= Hans Schleif =

German Architect

Hans Philipp Oswald Schleif (23 February 1902 in Wiesbaden – 27 April 1945 in Berlin) was a German architect, architectural and classical archaeologist and member of the SS (member number 264,124), last occupying the rank of Standartenführer (since 30 January 1945). He was a member of the Nazi Party since 1937, with membership number 5,380,876.

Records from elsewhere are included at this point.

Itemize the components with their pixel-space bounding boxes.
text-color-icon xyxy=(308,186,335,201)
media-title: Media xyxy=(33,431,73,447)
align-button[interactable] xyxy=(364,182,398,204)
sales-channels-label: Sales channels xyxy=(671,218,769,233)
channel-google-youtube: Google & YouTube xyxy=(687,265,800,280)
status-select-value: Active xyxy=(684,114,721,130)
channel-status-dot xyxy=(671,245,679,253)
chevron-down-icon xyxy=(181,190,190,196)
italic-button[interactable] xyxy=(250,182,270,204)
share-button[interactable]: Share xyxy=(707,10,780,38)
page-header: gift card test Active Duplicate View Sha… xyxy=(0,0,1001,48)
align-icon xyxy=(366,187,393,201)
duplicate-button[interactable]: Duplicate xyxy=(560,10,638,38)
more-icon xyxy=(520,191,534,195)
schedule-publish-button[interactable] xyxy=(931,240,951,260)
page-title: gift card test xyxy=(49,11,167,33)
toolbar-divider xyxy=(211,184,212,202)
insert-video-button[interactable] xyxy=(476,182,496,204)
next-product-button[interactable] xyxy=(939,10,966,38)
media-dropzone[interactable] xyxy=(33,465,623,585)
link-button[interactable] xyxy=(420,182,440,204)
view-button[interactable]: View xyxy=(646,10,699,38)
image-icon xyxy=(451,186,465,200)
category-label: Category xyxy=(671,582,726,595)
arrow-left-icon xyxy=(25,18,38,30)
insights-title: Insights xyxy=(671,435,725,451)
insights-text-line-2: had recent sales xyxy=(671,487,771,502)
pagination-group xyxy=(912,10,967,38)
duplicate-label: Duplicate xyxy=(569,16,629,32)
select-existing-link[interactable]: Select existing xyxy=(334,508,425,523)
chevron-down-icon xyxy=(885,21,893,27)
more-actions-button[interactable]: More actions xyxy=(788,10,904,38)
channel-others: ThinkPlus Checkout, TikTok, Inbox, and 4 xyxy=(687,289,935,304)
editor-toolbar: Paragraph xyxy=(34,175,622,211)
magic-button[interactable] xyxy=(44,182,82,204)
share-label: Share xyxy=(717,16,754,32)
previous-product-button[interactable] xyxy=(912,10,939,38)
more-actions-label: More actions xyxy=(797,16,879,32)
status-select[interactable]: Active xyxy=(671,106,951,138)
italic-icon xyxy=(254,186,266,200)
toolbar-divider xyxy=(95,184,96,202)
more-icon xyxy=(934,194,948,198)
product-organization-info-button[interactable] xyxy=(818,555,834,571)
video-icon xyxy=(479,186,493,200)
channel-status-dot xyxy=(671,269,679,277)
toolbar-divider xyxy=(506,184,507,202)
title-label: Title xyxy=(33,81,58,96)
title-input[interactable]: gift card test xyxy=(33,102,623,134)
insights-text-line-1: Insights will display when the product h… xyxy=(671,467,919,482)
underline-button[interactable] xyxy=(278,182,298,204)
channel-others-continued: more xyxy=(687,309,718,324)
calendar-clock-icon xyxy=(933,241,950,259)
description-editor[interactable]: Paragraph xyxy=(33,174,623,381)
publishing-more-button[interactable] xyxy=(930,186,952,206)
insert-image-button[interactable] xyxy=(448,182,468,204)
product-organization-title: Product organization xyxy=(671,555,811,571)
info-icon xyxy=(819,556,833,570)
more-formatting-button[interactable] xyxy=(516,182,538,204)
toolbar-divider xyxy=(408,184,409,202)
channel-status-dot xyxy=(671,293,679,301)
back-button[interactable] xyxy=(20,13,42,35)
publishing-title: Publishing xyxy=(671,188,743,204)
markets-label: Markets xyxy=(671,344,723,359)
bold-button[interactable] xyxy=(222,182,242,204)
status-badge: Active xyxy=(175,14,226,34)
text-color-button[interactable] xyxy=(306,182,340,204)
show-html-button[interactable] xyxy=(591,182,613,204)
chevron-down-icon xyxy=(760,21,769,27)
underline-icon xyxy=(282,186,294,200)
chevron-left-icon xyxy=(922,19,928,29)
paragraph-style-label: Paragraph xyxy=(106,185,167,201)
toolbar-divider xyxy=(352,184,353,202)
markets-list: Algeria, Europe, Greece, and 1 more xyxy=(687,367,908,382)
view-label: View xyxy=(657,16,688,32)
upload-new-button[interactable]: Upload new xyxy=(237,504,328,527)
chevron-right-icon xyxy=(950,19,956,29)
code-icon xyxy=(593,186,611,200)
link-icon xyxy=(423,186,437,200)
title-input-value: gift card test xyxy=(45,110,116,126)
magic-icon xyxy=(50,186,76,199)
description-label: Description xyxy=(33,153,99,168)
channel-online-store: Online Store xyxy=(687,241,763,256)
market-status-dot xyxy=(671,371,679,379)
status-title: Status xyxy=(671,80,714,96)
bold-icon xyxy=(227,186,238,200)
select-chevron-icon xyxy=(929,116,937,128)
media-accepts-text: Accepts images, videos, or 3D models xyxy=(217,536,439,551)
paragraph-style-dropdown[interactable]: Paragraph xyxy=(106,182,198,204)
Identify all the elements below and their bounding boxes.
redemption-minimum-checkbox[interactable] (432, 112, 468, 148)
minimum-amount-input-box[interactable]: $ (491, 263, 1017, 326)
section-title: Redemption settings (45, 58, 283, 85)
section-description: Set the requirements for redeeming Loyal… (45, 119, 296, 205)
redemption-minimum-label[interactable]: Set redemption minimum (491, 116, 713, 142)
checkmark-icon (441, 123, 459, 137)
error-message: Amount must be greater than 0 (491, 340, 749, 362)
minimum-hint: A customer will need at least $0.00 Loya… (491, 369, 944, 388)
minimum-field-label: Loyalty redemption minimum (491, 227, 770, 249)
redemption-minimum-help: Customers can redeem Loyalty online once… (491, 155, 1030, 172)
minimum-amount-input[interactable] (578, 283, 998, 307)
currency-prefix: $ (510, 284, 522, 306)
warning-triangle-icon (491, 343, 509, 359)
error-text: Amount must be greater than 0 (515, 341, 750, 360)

==Archaeological projects==

===Greece===
In 1936, the government of Germany provided a considerable sum of money to reactivate a moribund project of archaeological excavation on the site of Olympia, Greece. Schleif was chosen as one of the principal archaeologists in this prestigious project. His Greek work produced a number of books, notably Alt-Olympia (1935), Alt-Athen (part one 1937; part two 1939) and Erechtheion (1942).

===Poland===
In 1939, Schleif worked as "General Trustee for securing of German cultural goods in the former Polish territory" together with Ernst Petersen in the plunder of the Warsaw archaeological museum in Łazienki Park. He transported five crate loads to Poznań on 30 November, after Standartenführer Mühlmann had given the order for such activity to cease, and founded a new collection and museum in Poznań. He was suspended in September 1940 from the position of a general trustee in Poznań due to his misunderstanding of his function, because the Gestapo expected him to plunder public and private art and cultural objects, that he did not follow.

==Reputation==
In contrast to some academics who were part of the Ahnenerbe, Schleif enjoyed a strong international reputation, something he shared with a handful of fellow Nazi archaeologists such as Herbert Jankuhn. Schleif was never comfortable in the Ahnenerbe, given the group's tendencies towards racial pseudo-science, and he conspired with Wolfram Sievers to delay indefinitely a scheme suggested by Gunther Kirchhoff and Karl Maria Wiligut, and endorsed by Heinrich Himmler, to excavate a valley near Kirchhoff's home town of Gaggenau after Kirchhoff had decided that it housed an ancient Teutonic religious complex.

==Death==
On 27 April 1945, around 11 pm, Schleif killed his wife, Lora, and twin 18-month old sons Alexander and Konstantin before taking his own life.